Oh my goodness, I think I've just had a true heart to heart with my big girl. Not that we haven't had serious talks before, but this one came out of nowhere and was simply "what was on her mind" in subject matter. Know what she was worried and upset about? How complex all the friendships and hierarchies were becoming in school. How people are different between school and home. How she doesn't really know what tier she fits into among her peers. Gulp and double gulp.
My heart ached for her. She has friends, lots of friends, but those relationships are becoming more complicated. Girls and their insecurities become very pronounced at the end of elementary school. I didn't discount her concerns or patronize her. I know the frustration is real.
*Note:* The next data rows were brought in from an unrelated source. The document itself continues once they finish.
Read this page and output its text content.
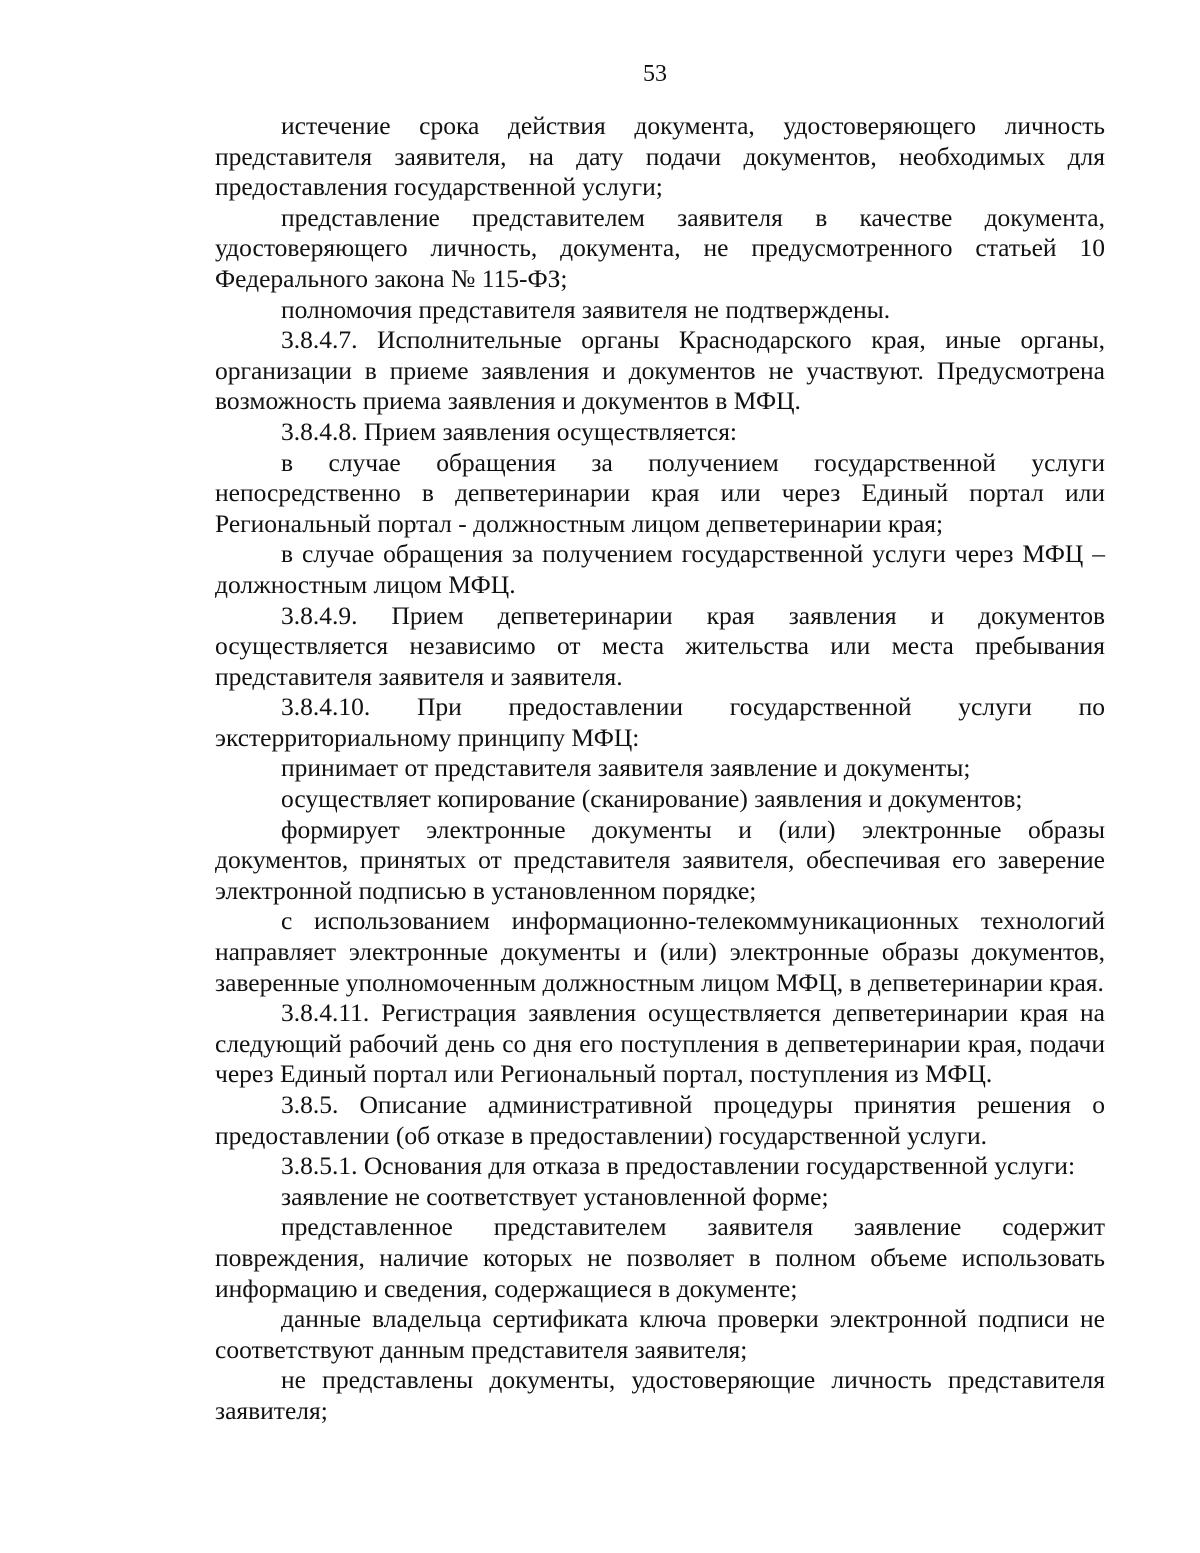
53

истечение срока действия документа, удостоверяющего личность представителя заявителя, на дату подачи документов, необходимых для предоставления государственной услуги;

представление представителем заявителя в качестве документа, удостоверяющего личность, документа, не предусмотренного статьей 10 Федерального закона № 115-ФЗ;

полномочия представителя заявителя не подтверждены.

3.8.4.7. Исполнительные органы Краснодарского края, иные органы, организации в приеме заявления и документов не участвуют. Предусмотрена возможность приема заявления и документов в МФЦ.

3.8.4.8. Прием заявления осуществляется:

в случае обращения за получением государственной услуги непосредственно в депветеринарии края или через Единый портал или Региональный портал - должностным лицом депветеринарии края;

в случае обращения за получением государственной услуги через МФЦ – должностным лицом МФЦ.

3.8.4.9. Прием депветеринарии края заявления и документов осуществляется независимо от места жительства или места пребывания представителя заявителя и заявителя.

3.8.4.10. При предоставлении государственной услуги по экстерриториальному принципу МФЦ:

принимает от представителя заявителя заявление и документы;

осуществляет копирование (сканирование) заявления и документов;

формирует электронные документы и (или) электронные образы документов, принятых от представителя заявителя, обеспечивая его заверение электронной подписью в установленном порядке;

с использованием информационно-телекоммуникационных технологий направляет электронные документы и (или) электронные образы документов, заверенные уполномоченным должностным лицом МФЦ, в депветеринарии края.

3.8.4.11. Регистрация заявления осуществляется депветеринарии края на следующий рабочий день со дня его поступления в депветеринарии края, подачи через Единый портал или Региональный портал, поступления из МФЦ.

3.8.5. Описание административной процедуры принятия решения о предоставлении (об отказе в предоставлении) государственной услуги.

3.8.5.1. Основания для отказа в предоставлении государственной услуги:

заявление не соответствует установленной форме;

представленное представителем заявителя заявление содержит повреждения, наличие которых не позволяет в полном объеме использовать информацию и сведения, содержащиеся в документе;

данные владельца сертификата ключа проверки электронной подписи не соответствуют данным представителя заявителя;

не представлены документы, удостоверяющие личность представителя заявителя;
She's gotten ridiculed for befriending a few outcasts or new people. She knows its the right thing to do and yet cannot understand why others are being petty. She feels different because of the way she processes ideas and approaches problems.
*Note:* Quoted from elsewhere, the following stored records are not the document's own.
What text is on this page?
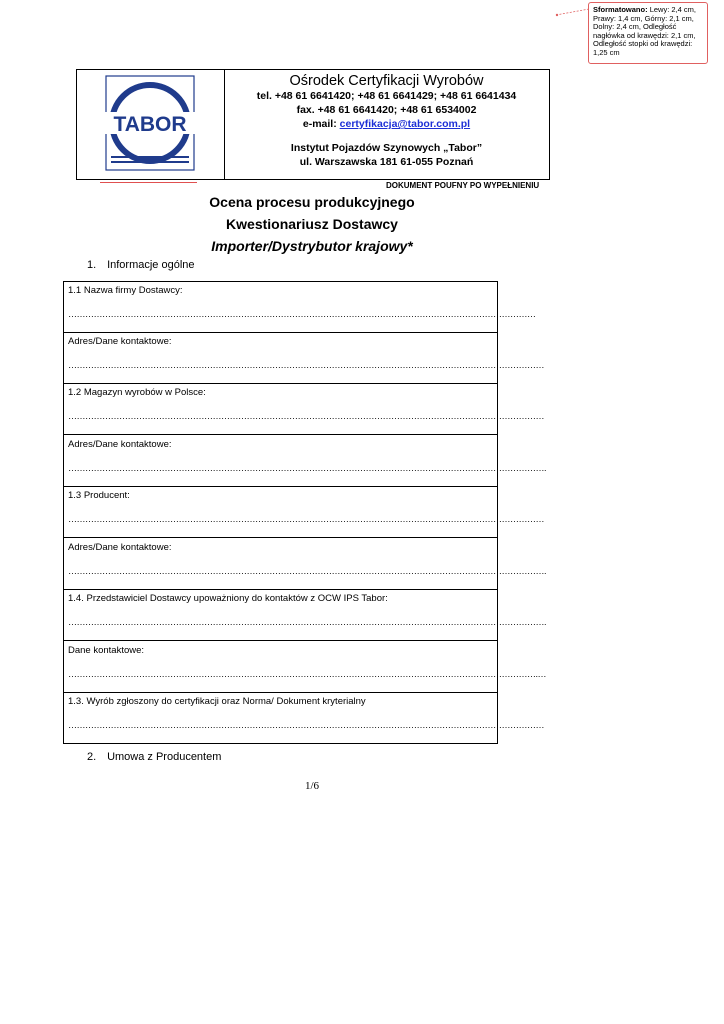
Sformatowano: Lewy: 2,4 cm, Prawy: 1,4 cm, Górny: 2,1 cm, Dolny: 2,4 cm, Odległość nagłówka od krawędzi: 2,1 cm, Odległość stopki od krawędzi: 1,25 cm
TABOR
Ośrodek Certyfikacji Wyrobów
tel. +48 61 6641420; +48 61 6641429; +48 61 6641434
fax. +48 61 6641420; +48 61 6534002
e-mail: certyfikacja@tabor.com.pl
Instytut Pojazdów Szynowych „Tabor”
ul. Warszawska 181 61-055 Poznań
DOKUMENT POUFNY PO WYPEŁNIENIU
Ocena procesu produkcyjnego
Kwestionariusz Dostawcy
Importer/Dystrybutor krajowy*
1. Informacje ogólne
1.1 Nazwa firmy Dostawcy:
…………………………………………………………………………………………………………………………………………………
Adres/Dane kontaktowe:
……………………………………………………………………………………………………………………………………………………
1.2 Magazyn wyrobów w Polsce:
……………………………………………………………………………………………………………………………………………………
Adres/Dane kontaktowe:
…………………………………………………………………………………………………………………………………………………….
1.3 Producent:
……………………………………………………………………………………………………………………………………………………
Adres/Dane kontaktowe:
…………………………………………………………………………………………………………………………………………………….
1.4. Przedstawiciel Dostawcy upoważniony do kontaktów z OCW IPS Tabor:
…………………………………………………………………………………………………………………………………………………….
Dane kontaktowe:
………………………………………………………………………………………………………………………………………………….…
1.3. Wyrób zgłoszony do certyfikacji oraz Norma/ Dokument kryterialny
……………………………………………………………………………………………………………………………………………………
2. Umowa z Producentem
1/6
I still wonder why certain people are still playing these games into their 40's, don't you? I've often felt comfortable among many groups and at the same time I know I am different than others. I suppose we all are never quite a perfect fit...
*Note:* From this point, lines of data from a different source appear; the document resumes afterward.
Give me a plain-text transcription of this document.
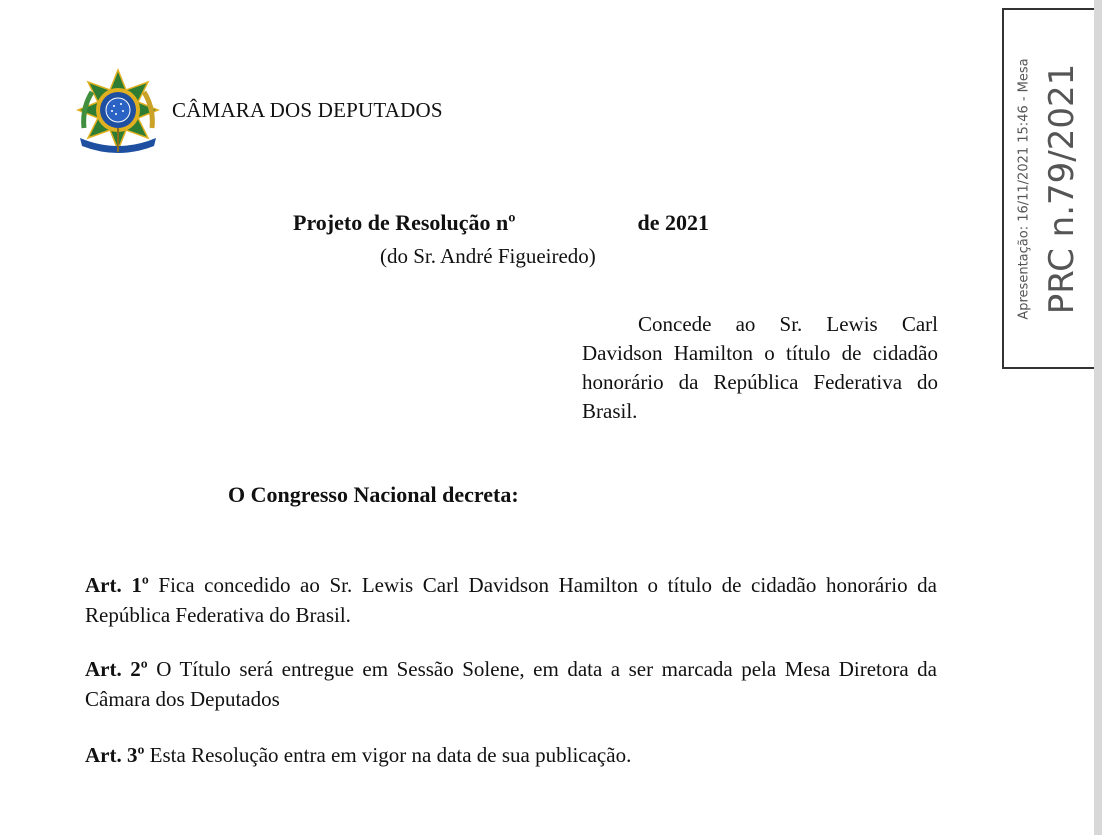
CÂMARA DOS DEPUTADOS
Projeto de Resolução nº	de 2021
(do Sr. André Figueiredo)
Concede ao Sr. Lewis Carl Davidson Hamilton o título de cidadão honorário da República Federativa do Brasil.
O Congresso Nacional decreta:
Art. 1º Fica concedido ao Sr. Lewis Carl Davidson Hamilton o título de cidadão honorário da República Federativa do Brasil.
Art. 2º O Título será entregue em Sessão Solene, em data a ser marcada pela Mesa Diretora da Câmara dos Deputados
Art. 3º Esta Resolução entra em vigor na data de sua publicação.
Apresentação: 16/11/2021 15:46 - Mesa PRC n.79/2021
What a tender hearted almost 11 year old. I pray she will always keep that heart kind and caring, thoughtful and insightful. I dread what is ahead, but as I told her tonight I believe that God has already planned great things for her spiritually and academically in life. Her job is to move through these day to day distractions with that ultimate goal in mind. She was crying thankful tears when we finished. She seemed almost relieved that I had felt these feelings before her. I was reminded tonight that fifth graders have deep worries and concerns just like adults.